The main statistical parameters analyzed in the data were the descriptive statistics (mean and the standard deviation) for each desired variable. This was obtained through the use of SPSS statistical software. In addition, the analysis of the data was done per protocol. The primary outcome was treated to be the scores for the taste and smell. For the baseline survey, the main statistical parameters were the mean and standard deviation. In this case, THC standard deviation was used as an appropriate parameter for differentiation. Moreover, the study used the chi-square and fisher’s exact test to evaluate patient characteristics. The fisher’s exact test is an inferential parametric test for significance of the data and was appropriate for the analysis, while the chi-square is an inferential parameter for non-parametric test for significance. This was an appropriate tool. However, the analysis did not consider variation of the research sample resulting from elimination of patients from the study as a result of adverse effects or negative side effects. Inclusion of these subjects in the analysis could possible increase the standard deviation of the variables, consequently, negating the results of the experiment. Lastly, the data obtained for the placebo, THC and baseline can be analyzed to find out if there is a correlation in the changes.
Data is presented in the article using tables. For example, the questions used for the baseline survey have been presented in table 1of the article. The presentation of the questions in the article serves to validate the results of the survey as they can give information on what was investigated. In addition, the results of the experiment were presented in tables showing the standard deviation and the mean for various variables with regard to THC and the placebo. Moreover, the p values were given for each variable in the tables. However, data presentation is not appropriate for comparison of the THC results and the placebo results. Alternatively, the data could be presented using bar double bar graph for easy comparison between the baseline and post treatment data.

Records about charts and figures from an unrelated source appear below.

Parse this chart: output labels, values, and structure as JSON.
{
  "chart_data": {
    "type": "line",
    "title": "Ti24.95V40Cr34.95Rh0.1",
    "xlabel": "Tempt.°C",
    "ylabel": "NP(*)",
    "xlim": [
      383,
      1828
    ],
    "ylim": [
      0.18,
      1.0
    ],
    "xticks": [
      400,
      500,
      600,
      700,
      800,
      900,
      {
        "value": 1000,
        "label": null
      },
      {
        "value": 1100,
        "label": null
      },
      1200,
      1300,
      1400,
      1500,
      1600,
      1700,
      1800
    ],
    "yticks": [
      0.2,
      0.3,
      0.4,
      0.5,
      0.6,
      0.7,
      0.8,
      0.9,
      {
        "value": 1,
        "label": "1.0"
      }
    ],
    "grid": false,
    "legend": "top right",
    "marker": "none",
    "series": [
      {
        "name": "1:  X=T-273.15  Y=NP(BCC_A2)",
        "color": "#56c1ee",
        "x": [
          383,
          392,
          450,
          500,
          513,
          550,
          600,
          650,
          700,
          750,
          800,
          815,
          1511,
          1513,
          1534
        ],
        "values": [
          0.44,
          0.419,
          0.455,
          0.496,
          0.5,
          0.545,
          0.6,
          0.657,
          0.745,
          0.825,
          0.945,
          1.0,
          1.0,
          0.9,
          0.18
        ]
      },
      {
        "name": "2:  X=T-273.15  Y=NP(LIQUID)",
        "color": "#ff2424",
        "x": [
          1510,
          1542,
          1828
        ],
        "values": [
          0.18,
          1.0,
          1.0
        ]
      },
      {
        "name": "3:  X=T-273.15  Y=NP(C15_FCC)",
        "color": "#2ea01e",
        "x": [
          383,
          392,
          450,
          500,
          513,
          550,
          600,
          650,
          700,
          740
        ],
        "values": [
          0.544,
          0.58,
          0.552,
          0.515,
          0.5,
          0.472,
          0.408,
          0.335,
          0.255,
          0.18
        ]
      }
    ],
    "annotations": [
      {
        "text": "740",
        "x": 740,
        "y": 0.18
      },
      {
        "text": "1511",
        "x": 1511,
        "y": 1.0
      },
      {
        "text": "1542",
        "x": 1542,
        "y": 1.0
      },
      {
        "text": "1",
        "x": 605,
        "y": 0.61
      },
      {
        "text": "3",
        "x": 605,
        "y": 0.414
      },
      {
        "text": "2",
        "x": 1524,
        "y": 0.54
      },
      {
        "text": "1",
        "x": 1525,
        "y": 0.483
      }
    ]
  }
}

Analysis of the results is presented for all the variables. This includes results analysis for variables such as taste and smell, appetite, food preference and caloric intake, and quality of life among others. The analysis for the data is convenient as each variable is analyzed in the data. A comparison between post treatment and baseline data is done. Also, changes resulting from the experimental treatment of THC and placebo are compared with respect to baseline data. The analysis involves interpreting the main statistical parameters (mean and standard deviation) in the limits of the confidence intervals for each variable statistics.
The study concluded that THC improves chemosensory perception, macro nutrient preference, appetite, and quality of life for patients with advanced cancer. The conclusion has been justified by the fact that the THC treatment compared to placebo treatment enhanced the poor conditions of the patients.
Brisbois,T. H., De Kock, H. I., Watanabe, S.M., Mirhosseini, M., Lamoureux, D. C., Chasen, M.,
MacDonald, N., Baracos, V. E., and Wismer, W. V. 2011. Delta-9-tetrahydrocannabinol
may palliate altered chemosensory perception in cancer patients: results of a randomized,
double blind, placebo controlled pilot trial. Annuals Of Ocology. Oxford University press.